The absence was a wound that didn’t heal with time. She hated him for a while. Then she missed him. Then she learned to breathe again.
Years passed. Leila became a writer. She turned her pain into prose, her ache into art. Her debut novel featured a boy who read Neruda under a jacaranda tree. Readers said it was beautiful, and they wept. She smiled, knowing that beauty often grows from heartbreak.
One rainy afternoon, at a book signing in Lagos, she looked up and there he was.
Older. Thinner. Wiser. The same.
“I read your book,” Ayo said softly, holding it like it was made of glass. “It felt like coming home.”

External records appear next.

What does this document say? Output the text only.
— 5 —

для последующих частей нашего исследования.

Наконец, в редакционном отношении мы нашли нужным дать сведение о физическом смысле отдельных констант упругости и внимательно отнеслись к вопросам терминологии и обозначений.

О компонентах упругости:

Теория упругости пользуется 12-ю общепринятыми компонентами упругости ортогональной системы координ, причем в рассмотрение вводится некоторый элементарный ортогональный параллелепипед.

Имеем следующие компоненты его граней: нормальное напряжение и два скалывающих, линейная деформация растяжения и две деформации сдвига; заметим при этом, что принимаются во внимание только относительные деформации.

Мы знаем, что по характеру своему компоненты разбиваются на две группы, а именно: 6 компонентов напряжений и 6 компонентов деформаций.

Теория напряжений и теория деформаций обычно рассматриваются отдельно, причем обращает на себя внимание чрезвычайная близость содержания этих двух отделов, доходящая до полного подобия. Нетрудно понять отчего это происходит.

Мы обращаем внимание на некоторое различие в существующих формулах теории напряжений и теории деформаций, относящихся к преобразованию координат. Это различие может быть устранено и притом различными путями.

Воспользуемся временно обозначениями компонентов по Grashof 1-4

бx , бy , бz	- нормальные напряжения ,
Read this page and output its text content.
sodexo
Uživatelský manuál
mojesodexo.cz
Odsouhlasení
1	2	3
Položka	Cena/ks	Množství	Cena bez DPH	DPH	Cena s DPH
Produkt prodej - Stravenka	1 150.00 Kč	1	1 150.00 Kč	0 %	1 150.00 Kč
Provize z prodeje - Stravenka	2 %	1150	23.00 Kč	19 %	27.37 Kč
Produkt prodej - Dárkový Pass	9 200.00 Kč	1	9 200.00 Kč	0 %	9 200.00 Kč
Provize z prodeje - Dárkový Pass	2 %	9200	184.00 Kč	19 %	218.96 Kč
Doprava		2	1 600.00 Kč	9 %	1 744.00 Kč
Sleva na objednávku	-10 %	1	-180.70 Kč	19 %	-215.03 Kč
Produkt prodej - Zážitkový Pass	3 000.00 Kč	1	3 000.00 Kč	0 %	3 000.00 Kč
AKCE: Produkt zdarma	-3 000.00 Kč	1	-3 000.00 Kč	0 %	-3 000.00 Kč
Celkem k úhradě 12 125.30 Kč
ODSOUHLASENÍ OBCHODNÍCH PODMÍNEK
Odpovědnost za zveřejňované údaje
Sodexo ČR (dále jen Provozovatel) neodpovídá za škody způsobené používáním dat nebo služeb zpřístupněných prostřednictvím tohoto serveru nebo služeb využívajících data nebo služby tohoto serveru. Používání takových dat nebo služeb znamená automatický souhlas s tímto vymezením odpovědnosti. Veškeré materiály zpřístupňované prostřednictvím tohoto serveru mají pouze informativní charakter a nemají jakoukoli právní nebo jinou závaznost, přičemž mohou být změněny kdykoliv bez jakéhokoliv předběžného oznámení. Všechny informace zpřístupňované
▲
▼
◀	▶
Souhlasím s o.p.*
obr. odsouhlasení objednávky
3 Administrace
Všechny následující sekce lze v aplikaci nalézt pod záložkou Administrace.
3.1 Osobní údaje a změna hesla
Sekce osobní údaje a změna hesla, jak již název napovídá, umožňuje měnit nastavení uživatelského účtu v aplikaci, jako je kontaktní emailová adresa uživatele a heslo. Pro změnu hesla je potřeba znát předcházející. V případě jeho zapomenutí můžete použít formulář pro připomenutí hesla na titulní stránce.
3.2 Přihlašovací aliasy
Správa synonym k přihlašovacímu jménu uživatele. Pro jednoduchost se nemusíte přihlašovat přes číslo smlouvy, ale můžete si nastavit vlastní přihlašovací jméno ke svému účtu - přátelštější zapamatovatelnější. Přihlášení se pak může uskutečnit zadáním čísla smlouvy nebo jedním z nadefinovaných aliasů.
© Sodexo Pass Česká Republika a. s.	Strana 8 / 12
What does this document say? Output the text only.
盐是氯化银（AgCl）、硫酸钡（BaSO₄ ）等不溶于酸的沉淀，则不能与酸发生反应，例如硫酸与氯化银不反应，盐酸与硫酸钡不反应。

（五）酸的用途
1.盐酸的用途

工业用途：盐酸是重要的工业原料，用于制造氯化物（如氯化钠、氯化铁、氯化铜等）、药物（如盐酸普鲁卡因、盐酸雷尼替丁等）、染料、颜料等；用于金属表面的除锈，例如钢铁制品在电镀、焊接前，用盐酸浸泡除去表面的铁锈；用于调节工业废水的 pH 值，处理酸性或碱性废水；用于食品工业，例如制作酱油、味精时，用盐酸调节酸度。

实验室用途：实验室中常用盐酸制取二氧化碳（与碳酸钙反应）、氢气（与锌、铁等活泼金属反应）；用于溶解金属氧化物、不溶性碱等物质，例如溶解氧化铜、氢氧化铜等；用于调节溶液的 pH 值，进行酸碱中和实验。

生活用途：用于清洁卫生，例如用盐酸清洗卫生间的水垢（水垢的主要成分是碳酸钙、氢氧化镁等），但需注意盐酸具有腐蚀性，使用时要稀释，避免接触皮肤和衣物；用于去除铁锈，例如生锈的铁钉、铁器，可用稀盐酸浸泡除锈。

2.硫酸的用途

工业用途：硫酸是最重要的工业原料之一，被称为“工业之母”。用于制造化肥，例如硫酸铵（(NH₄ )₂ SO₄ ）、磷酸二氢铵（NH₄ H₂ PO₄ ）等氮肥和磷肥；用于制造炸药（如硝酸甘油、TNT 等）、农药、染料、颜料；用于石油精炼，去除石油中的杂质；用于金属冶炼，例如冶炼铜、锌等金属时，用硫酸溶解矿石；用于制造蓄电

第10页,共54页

She didn’t speak. Her heart was too full for words.
“I’m sorry,” he continued. “For disappearing. For not being brave enough to let you love me through the worst of it.”
She closed the book and stood. The room blurred. And then they were in each other’s arms, the years melting like wax between them.
Underneath the jacaranda tree once more — older now, weathered and wiser — they sat in silence.
Sometimes, love walks away. But sometimes, when it finds its way back, it’s even deeper. Even more tender.
They didn’t speak much that day. They didn’t have to.
Love, they learned, doesn’t always need loud declarations. Sometimes it just needs presence. A place to return to.
And for them, that place was each other.